# Mystery Number (Algebra?)

1. Apr 27, 2008

### LLS

1. The problem statement, all variables and given/known data
The sum of 8 positive integers is 31. If no individual integer value can appear more than twice in the list of 8 integers, what is the greatest possible value that one of the integers can have?

2. Relevant equations

?

3. The attempt at a solution
My answer is 16. I did a lot of calculating; a lot of trial and error.

I doubled 3 of the lowest possible numbers, which totaled 6. I used 6 numbers; there are 2 left.

0+0=0
1+1=2
2+2=4

16+6=22 (7 numbers have been used)

22+9=31 (all 8 numbers have been used)

17 would be too high, even if the lowest possible numbers are used. 16 is the highest possible number.
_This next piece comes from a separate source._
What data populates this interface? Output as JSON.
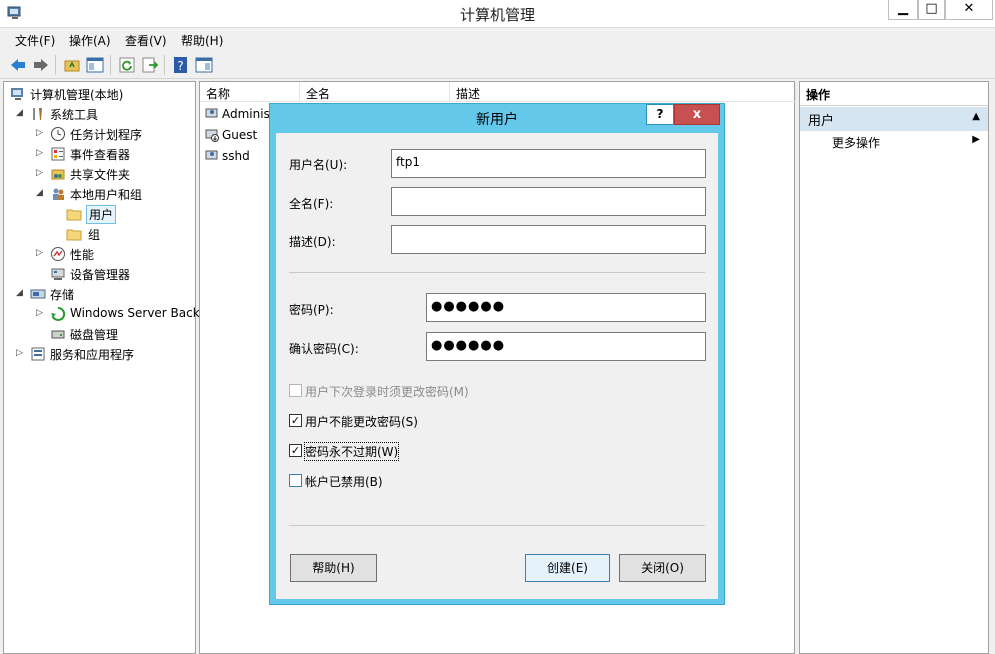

How do I formulate the equation to solve this problem?

2. Apr 27, 2008

### Dick

Your logic gets a little confusing but doubling the lowest numbers sounds like a good start. What is your final set of 8 numbers? Before you answer make sure it doesn't have 0 in it. 0 isn't positive.

3. Apr 27, 2008

### LLS

Ouch-I counted 0 as positive. My final sets are:

1+1=2
2+2=4
3+3=6
4+4=8

Total = 20

15 is too high
14 is too high
13 is too high
12 is too high

11 would work, but that leaves 1 number short

can't be 10 (used 1), 9 (used 2), 8 (used 3)

7 would be the highest

If that's right, what's the equation?

And thanks!

4. Apr 27, 2008

### Dick

You are confusing me again. Using your logic I would write the list of numbers as {1,1,2,2,3,3,4,x}, picking the first seven numbers to be as small as possible, so the last can be as large as possible. What's x if the sum is 31? It's really not worth writing an equation for this, it's more of a logic problem.

5. Apr 27, 2008

### LLS

I'm confused now-sorry

If I add 1+1+2+2+3+3+4+x, it totals 16 - Those numbers are the lowest possible choices.

16+x=31

The largest number would then be 15, if the above equation is correct.

Is 15 the correct choice?

6. Apr 27, 2008

### Dick

{1,1,2,2,3,3,4,15} does add up to 31. And every number is positive and none are repeated more that twice. Can you think of a way to pick 8 numbers that might have a larger max? Do YOU think it's correct? My opinion doesn't count.

7. Apr 27, 2008

### LLS

"Can you think of a way to pick 8 numbers that might have a larger max?"

I guess that the numbers don't have to be whole numbers. If that is what's true, I am really lost as to how to solve this problem.

Going by the numbers above, 15 would be the largest. If non whole numbers are are possible, I really need help.

Thank you

8. Apr 27, 2008

### Dick

Non-whole numbers aren't integers. You are done. It's 15.